Multiplex regional managing director Chris Palandri said there was a lot of innovation in the building industry globally and although there was potential to leverage off this locally, in WA this was being stifled by the “patchy” nature of construction projects and the size of the market.
“Projects like the stadium or museum are not frequent enough to provide the regularity or consistency to keep exploring the opportunities. That’s a handbrake for us. It is always going to be difficult for WA,” he said.
Mr Palandri said Premier Mark McGowan could better promote WA’s examples of good innovation.
“This conversation would be very different if Mark McGowan, for example, was instilling the virtues of everything great that is happening in innovation in WA, promoting it and pushing it, even if he wasn’t putting money behind it,” he said.
“I’ve not heard him talking about it, but it is important to have a leader.”
Mr Barringtonsaid though individual firms were innovative at a macro level, a strategy from the State Government was missing.
“There’s no innovation strategy and we are at risk of falling behind, so we can’t attract the talent here,” he said.
Fortescue Metals Group chief operating officer Greg Lilleyman said he disagreed that WA was behind.
“In terms of the resources industry there isn’t anywhere else on the planet that is anywhere near us on innovation,” he said.
“Ninety-nine per cent of the world’s autonomous haul trucks are in WA. Ninety-five per cent of the world’s mining software is developed in WA. The handbrake doesn’t exist, fortunately, in our business.”
Mr Lilleyman said companies needed an innovation champion.
“It doesn’t necessarily have to be the CEO or chairman, but there does need to be a champion somewhere if it’s an established business,” he said.
“You have to have someone internal that is pushing through the barriers and releasing the handbrake that inevitably comes on in these instances and finding a way to do them.”
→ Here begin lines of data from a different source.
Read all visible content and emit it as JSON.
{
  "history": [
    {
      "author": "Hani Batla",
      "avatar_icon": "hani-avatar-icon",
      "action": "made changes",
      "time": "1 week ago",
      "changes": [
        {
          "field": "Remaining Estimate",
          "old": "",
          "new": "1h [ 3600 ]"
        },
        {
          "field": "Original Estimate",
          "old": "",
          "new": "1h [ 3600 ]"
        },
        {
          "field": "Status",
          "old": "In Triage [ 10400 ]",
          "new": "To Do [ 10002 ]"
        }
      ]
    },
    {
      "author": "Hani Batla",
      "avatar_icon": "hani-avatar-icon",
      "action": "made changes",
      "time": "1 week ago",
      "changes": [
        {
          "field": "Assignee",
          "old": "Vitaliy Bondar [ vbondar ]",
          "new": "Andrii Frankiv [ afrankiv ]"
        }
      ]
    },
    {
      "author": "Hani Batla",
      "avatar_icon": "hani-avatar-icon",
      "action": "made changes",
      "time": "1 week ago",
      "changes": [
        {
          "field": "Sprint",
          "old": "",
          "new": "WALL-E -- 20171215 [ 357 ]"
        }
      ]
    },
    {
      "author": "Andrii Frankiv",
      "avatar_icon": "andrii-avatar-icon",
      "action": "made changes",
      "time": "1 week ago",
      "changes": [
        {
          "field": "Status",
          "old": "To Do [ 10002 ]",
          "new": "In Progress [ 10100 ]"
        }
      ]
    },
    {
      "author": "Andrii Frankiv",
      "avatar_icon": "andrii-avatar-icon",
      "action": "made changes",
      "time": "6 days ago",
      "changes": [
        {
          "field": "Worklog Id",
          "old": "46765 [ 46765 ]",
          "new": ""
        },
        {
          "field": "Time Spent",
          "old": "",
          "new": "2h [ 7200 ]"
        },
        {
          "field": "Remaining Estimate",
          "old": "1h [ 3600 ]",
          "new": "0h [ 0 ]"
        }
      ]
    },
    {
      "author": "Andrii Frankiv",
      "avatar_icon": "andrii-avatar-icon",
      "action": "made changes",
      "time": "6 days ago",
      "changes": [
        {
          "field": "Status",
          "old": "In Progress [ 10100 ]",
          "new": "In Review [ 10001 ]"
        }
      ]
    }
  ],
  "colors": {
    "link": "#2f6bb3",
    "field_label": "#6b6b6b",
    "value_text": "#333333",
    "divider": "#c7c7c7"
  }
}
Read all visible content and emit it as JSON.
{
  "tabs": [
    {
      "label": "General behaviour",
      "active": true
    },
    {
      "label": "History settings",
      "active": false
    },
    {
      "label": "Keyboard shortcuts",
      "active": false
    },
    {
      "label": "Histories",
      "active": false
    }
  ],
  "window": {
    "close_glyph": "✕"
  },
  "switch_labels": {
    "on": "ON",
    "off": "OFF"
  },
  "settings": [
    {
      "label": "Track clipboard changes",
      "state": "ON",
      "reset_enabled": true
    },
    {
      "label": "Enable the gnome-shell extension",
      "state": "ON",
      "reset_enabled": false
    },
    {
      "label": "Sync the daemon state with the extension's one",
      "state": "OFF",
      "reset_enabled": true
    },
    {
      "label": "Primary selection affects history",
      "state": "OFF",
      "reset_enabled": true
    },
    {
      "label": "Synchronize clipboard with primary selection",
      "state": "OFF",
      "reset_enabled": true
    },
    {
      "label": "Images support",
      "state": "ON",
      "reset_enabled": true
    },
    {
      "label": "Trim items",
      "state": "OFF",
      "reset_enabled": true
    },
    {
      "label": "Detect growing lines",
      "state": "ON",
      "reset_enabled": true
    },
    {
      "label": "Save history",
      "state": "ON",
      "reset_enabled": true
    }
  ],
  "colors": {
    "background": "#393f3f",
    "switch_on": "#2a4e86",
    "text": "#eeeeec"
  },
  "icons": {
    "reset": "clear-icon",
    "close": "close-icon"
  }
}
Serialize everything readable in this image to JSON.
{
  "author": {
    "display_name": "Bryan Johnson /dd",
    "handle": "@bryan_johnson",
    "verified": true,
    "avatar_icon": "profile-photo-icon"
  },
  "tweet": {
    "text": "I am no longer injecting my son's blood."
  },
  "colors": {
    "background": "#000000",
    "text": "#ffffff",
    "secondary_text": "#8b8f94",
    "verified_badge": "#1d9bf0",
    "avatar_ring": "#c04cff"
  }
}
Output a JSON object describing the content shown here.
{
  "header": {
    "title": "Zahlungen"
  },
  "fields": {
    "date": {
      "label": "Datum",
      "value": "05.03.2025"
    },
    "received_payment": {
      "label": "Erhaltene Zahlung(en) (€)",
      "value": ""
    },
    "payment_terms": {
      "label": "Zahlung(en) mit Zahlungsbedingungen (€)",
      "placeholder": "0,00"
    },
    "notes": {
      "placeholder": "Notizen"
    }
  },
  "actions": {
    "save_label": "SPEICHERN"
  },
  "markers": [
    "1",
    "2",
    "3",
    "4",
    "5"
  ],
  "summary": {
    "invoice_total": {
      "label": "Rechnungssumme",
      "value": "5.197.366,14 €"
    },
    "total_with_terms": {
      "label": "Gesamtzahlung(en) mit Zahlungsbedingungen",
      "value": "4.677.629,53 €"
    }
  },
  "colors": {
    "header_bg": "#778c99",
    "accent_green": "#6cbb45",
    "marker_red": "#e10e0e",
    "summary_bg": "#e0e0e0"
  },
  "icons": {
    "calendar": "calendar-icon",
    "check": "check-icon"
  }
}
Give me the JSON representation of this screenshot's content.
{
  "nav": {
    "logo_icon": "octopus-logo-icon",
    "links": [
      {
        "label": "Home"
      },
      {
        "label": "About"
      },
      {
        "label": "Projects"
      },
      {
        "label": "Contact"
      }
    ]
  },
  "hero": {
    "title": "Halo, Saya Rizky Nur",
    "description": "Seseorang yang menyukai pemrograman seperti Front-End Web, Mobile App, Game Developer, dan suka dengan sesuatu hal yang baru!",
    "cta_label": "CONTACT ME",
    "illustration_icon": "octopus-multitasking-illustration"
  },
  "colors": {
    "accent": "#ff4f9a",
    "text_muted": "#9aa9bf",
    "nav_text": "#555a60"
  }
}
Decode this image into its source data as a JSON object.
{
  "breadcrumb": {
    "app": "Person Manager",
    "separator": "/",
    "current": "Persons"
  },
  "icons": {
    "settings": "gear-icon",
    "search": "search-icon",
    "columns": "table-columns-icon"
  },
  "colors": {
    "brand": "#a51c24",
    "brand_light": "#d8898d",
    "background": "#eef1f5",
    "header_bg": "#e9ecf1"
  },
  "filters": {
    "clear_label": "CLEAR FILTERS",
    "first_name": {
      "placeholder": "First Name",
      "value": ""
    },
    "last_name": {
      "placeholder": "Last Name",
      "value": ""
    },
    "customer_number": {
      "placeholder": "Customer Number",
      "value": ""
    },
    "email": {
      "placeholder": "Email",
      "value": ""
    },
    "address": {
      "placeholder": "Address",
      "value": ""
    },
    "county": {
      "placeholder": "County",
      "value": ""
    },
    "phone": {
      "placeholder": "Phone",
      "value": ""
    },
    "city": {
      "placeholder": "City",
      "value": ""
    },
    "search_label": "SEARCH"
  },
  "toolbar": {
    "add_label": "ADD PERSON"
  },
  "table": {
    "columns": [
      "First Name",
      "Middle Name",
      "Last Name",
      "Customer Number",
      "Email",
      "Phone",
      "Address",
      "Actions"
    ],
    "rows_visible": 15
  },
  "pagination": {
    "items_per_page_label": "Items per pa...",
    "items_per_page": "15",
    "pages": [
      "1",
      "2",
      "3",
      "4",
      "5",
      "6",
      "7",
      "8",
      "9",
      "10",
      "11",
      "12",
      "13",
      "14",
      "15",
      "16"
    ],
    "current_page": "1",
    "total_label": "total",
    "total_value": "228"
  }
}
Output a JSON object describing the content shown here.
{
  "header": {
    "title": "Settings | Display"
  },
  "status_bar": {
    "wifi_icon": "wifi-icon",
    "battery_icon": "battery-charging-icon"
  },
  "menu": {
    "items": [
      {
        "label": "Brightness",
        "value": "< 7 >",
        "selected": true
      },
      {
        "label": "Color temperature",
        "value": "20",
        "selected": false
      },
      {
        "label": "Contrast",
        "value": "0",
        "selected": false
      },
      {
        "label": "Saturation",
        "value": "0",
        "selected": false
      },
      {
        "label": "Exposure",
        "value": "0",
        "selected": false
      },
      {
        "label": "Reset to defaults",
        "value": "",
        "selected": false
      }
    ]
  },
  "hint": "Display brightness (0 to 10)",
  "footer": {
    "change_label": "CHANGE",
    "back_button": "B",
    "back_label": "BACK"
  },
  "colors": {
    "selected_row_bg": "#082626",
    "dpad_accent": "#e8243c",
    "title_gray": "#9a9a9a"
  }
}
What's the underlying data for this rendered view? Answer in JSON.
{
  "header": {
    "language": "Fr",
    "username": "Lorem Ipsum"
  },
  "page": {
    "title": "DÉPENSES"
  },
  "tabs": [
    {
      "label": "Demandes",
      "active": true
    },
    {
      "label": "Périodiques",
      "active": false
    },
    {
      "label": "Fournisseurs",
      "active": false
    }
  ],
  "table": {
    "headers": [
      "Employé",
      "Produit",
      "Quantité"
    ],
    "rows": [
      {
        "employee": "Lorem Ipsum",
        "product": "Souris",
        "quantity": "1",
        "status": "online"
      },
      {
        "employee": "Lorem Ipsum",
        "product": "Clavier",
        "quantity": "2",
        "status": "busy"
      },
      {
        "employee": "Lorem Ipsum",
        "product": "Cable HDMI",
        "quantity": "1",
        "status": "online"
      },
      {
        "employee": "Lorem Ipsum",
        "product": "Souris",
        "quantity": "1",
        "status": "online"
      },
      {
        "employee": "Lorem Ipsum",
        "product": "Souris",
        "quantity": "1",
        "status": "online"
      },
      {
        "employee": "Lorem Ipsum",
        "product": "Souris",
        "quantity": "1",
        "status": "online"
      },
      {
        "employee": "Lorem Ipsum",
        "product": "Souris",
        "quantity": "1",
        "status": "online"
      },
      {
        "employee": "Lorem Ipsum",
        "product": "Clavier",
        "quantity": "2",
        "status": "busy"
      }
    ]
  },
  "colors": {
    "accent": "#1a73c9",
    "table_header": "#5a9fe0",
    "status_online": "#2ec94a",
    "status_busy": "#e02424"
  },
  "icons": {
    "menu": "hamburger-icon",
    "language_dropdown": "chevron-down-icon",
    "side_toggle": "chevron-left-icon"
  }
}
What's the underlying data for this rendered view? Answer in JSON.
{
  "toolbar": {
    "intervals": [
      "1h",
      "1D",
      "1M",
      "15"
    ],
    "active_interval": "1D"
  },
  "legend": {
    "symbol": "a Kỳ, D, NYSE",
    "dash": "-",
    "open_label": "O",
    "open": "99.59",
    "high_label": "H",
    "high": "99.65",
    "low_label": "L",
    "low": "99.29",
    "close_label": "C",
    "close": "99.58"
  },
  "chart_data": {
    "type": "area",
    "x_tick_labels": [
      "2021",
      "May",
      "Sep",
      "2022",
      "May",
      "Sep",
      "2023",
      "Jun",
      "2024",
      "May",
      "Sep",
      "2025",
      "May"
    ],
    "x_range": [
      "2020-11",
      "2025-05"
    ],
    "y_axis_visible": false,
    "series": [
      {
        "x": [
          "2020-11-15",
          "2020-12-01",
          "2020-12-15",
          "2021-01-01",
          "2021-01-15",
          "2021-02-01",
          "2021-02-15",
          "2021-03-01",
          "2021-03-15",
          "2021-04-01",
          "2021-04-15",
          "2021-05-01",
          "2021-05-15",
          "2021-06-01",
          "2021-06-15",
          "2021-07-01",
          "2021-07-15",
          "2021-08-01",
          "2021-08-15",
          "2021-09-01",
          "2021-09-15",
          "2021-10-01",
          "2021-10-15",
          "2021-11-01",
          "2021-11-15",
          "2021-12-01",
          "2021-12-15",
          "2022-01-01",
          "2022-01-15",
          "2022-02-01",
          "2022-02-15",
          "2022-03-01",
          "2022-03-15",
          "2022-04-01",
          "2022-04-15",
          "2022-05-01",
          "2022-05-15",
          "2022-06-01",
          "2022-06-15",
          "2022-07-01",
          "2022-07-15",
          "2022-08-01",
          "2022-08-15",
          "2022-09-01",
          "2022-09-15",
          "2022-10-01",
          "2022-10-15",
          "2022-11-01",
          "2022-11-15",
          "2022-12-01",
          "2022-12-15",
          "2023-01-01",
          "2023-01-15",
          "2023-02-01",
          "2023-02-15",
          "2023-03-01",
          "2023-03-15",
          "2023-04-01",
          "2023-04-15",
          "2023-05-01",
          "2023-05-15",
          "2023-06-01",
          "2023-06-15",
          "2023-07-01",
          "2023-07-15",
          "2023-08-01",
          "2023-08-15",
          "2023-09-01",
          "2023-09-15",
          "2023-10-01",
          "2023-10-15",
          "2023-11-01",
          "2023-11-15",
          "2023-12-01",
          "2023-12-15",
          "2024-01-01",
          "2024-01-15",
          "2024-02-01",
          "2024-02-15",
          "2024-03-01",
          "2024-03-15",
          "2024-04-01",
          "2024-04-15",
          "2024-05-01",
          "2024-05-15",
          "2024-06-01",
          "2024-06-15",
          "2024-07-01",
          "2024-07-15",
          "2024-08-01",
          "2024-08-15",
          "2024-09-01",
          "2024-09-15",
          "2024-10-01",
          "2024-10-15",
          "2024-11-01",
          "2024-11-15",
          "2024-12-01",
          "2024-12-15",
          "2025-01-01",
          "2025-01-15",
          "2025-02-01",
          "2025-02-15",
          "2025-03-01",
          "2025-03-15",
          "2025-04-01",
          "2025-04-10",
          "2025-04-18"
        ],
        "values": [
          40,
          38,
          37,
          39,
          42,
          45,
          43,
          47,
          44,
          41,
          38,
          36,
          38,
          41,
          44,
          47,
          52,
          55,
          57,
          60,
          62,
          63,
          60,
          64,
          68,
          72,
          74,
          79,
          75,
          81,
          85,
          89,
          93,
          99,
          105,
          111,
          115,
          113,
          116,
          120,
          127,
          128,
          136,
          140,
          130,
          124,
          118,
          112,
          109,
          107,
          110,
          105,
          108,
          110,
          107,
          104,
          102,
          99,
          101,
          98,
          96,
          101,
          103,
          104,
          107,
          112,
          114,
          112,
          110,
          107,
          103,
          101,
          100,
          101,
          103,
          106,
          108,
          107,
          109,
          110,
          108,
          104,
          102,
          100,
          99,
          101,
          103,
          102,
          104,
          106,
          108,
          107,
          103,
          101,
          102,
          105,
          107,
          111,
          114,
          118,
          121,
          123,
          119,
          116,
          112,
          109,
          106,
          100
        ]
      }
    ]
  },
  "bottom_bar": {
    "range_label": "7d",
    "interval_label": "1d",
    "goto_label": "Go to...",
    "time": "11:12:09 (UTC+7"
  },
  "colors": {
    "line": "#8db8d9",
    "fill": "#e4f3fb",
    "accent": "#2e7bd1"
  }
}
WA Museum chief executive Alec Coles saidthere was still too much regulation and too much averseness to risk, issues he didn’t feel the Government was trying to address.
Mr Coles said there were extraordinary stories of innovation in WA, but they needed to be brought to the surface. “All of the time we see incredible examples of people who innovate, we need to laud them and facilitate them,” he said. Mr Coles said the power of collaboration was also underestimated.
Gerard Daniels chief executive Alison Gainessaid there was an opportunity to create a talent brand in WA, similar to the tourism brand being mooted.
“WA has always been a hub for agricultural and mining innovation, and more recently health innovation,” she said.
Meanwhile, big sophisticated companies, with FMG being a flagship, were already bringing talent to WA to do interesting things. She said WA could therefore be promoted as a talent destination which, compared with other parts of the world, had relatively collaborative higher education institutions that were prepared to work together to get things done and to create skills that are really unique.
Telstra regional Australia executive Janet Barnes said recent research by her organisation on disrupting decision-making found that technology wasn’t necessarily the enabler.
“Rather it is about the whole of the company being aligned behind a singular strategy vision, ensuring the people element, the processes and partnerships are in line,” she said. “The organisations that had a whole-of-company strategy — which only about 25 per cent of survey respondents actually did — were further progressed down the digital transformation journey.”